Cuando hay compromiso de las articulaciones de los miembros inferiores, deberá disminuir el tiempo de marcha y aumentar los descansos. Actividades físicas como la natación, bicicleta y deportes de bajo impacto pueden mantenerse bajo el adecuado control médico.

De ser necesario el uso de bastón, el médico se lo indicará y el kinesiólogo le enseñará su uso correcto. También deben economizar la energía, es decir no cansarse para poder terminar la tarea diaria sin fatigarse. Por ejemplo, realizar actividad por la mañana, descansar a media mañana, seguir en actividad hasta el almuerzo, descansar después de almorzar, y así a lo largo del día.

La protección articular

Otro de los pilares es el cuidado de las articulaciones o protección articular.

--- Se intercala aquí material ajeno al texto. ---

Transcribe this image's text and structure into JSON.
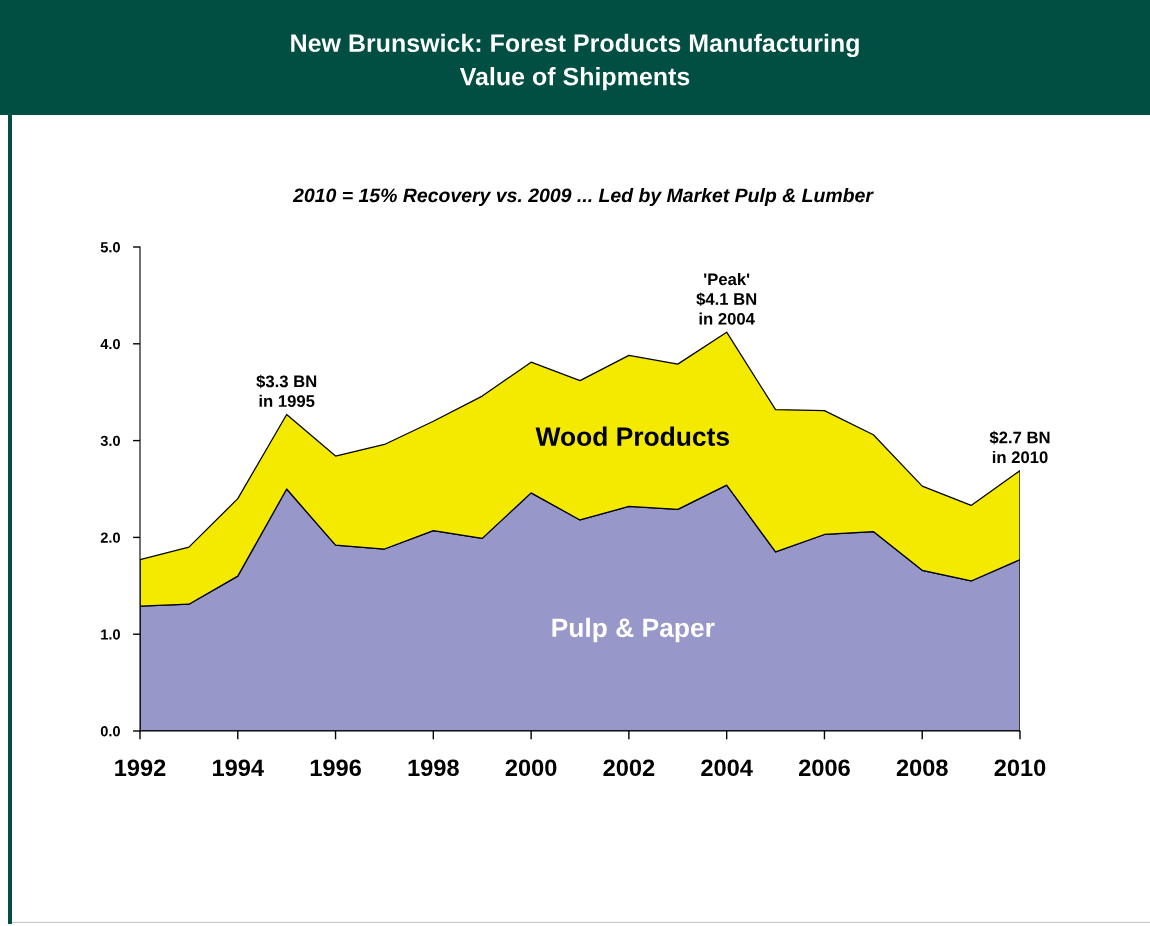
{
  "chart_data": {
    "type": "area",
    "title": "New Brunswick: Forest Products Manufacturing\nValue of Shipments",
    "subtitle": "2010 = 15% Recovery vs. 2009 ... Led by Market Pulp & Lumber",
    "x": [
      1992,
      1993,
      1994,
      1995,
      1996,
      1997,
      1998,
      1999,
      2000,
      2001,
      2002,
      2003,
      2004,
      2005,
      2006,
      2007,
      2008,
      2009,
      2010
    ],
    "stacked": true,
    "series": [
      {
        "name": "Pulp & Paper",
        "color": "#9797c9",
        "values": [
          1.29,
          1.31,
          1.6,
          2.5,
          1.92,
          1.88,
          2.07,
          1.99,
          2.46,
          2.18,
          2.32,
          2.29,
          2.54,
          1.85,
          2.03,
          2.06,
          1.66,
          1.55,
          1.77
        ]
      },
      {
        "name": "Wood Products",
        "color": "#f3ea00",
        "values": [
          0.48,
          0.59,
          0.8,
          0.77,
          0.92,
          1.08,
          1.13,
          1.47,
          1.35,
          1.44,
          1.56,
          1.5,
          1.58,
          1.47,
          1.28,
          1.0,
          0.87,
          0.78,
          0.92
        ]
      }
    ],
    "xlim": [
      1992,
      2010
    ],
    "xticks": [
      1992,
      1994,
      1996,
      1998,
      2000,
      2002,
      2004,
      2006,
      2008,
      2010
    ],
    "ylim": [
      0,
      5
    ],
    "yticks": [
      {
        "value": 0,
        "label": "0.0"
      },
      {
        "value": 1,
        "label": "1.0"
      },
      {
        "value": 2,
        "label": "2.0"
      },
      {
        "value": 3,
        "label": "3.0"
      },
      {
        "value": 4,
        "label": "4.0"
      },
      {
        "value": 5,
        "label": "5.0"
      }
    ],
    "annotations": [
      {
        "text": "$3.3 BN\nin 1995",
        "x": 1995,
        "y": 3.27
      },
      {
        "text": "'Peak'\n$4.1 BN\nin 2004",
        "x": 2004,
        "y": 4.12
      },
      {
        "text": "$2.7 BN\nin 2010",
        "x": 2010,
        "y": 2.69
      }
    ]
  }
}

Va desde férulas especiales hasta adaptación de utensilios o elementos de uso cotidiano de engrosando los mangos para no tener que cerrar tanto el puño.

Pero lo más importante son los ejercicios, que se deben adecuar a cada paciente según las características de la enfermedad. “El ejercicio mejora el rango de movilidad, permite mantener la fuerza y disminuye la rigidez”, insistió Gagliardi.

Hábitos de vida saludable

En cuanto a la alimentación, la especialista enfatizó que “es importante evitar el exceso de peso, por lo que generalmente los pacientes tienen que hacer una dieta equilibrada, con poca grasa, más bien proteica y con hidratos de carbono, para favorecer la masa muscular”.

El cigarrillo se vincula directamente con la enfermedad, y el paciente con artritis reumatoidea lo tiene que descartar. “Lo mismo ocurre con las bebidas alcohólicas, que deben estar restringidas”, añade la médica.

Aunque destacó la acción de los medicamentos biológicos, que inhiben el desarrollo de las causas de la enfermedad, la especialista aclaró que el tratamiento “no se limita sólo a la medicación”, y que “debe ser integral e incorporar las medidas de prevención dadas anteriormente y básicamente la realización de actividad física y ejercicios para mantener la fuerza muscular, evitar la limitación de los movimientos, mantener una adecuada calidad de vida y prevenir la discapacidad”.

Por su parte, Nora Chazarreta, fundadora y presidente de EARyF, explicó que desde la asociación buscan “una mejor calidad de vida presente y futura de la persona con artritis, evitando la discapacidad”, realizando para ello actividades de difusión “para concientizar a la comunidad sobre la importancia de esta dolencia y la necesidad de su prevención con un diagnóstico precoz”.

“También acompañamos al paciente a conocer y asumir la responsabilidad del autocuidado con asesoramiento y acompañamiento permanente en la parte afectiva y emocional, así como en la defensa de sus derechos para acceder a la medicación de alto costo presupuestario”, destacó la presidenta de la ONG.